The shoes on her feet were meant for ballerinas, they were meant to be on the delicate young feet of a child who’s being lavished with love and adoration by her family. On her, you could see the unfinished red nail polish, and the varicose veins running like rivers through her laddered tights. She had all the airs and graces of boiling water in a wine glass, she held herself like a strung out Cinderella, and glided like a nun on the game.

She began to slowly walk up to me, dancing majestically with the double Decker busses and black taxis rushing by, the red and blacks and sallow headlamps swallowing her hips and dancing in synch with the horns, screaming voices cackled and the light patter of the rain was always there. All of London’s fumes and gas’s rised up behind her slender pale shoulders and danced through the neon signs, heading for Venus and the stars, whilst dragging the gods from their hiding spaces.
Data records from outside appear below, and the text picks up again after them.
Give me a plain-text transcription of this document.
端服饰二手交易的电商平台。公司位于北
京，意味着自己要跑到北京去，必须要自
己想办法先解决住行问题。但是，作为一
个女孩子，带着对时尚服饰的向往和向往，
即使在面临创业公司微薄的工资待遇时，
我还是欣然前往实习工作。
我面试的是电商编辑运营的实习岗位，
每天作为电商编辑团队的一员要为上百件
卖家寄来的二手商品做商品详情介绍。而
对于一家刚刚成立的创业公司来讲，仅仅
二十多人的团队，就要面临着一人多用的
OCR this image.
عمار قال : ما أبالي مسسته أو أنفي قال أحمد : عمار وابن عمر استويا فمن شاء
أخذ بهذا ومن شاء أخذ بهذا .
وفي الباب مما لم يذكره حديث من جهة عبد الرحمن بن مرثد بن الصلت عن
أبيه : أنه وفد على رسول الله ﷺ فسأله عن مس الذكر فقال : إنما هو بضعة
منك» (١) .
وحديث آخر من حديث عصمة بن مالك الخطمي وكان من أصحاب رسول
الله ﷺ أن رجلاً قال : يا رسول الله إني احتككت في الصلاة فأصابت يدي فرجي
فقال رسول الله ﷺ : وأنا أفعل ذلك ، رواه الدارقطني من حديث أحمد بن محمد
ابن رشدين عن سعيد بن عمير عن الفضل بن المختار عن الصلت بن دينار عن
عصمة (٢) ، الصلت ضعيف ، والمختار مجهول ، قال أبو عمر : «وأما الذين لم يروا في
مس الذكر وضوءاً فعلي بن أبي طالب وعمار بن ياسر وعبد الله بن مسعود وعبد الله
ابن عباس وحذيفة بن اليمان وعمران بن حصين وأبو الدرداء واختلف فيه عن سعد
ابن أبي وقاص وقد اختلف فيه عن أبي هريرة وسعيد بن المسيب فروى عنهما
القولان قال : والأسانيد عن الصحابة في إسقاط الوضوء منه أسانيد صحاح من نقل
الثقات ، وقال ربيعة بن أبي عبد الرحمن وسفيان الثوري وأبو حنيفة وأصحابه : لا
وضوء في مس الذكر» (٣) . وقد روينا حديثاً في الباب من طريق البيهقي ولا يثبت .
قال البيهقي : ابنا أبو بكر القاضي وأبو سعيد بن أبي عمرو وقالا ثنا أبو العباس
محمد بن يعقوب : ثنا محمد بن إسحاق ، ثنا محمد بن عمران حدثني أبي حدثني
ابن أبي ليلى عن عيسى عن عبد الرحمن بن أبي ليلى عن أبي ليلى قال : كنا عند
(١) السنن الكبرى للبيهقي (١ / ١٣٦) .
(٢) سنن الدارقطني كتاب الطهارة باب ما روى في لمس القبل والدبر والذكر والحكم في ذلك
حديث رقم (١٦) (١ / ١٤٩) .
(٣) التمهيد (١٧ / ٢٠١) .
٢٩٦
She pulled on her fag and her cheekbones shot out like knives through her young plaster skin. She couldn’t have been older than 25, but she moved like she'd been around since the Beginning. No one else seemed to notice her madcap beauty; they all took a step to the left and tried to discreetly look, in shock more than in awe I would assume. Mothers would shield their children under their coats and tell them to keep walking; young men would laugh, abuse and mock, then go do whatever it is young men do in London on a Saturday. But under my thread bear blanket, on this cold wet floor, and through these drunken eyes, I could see it.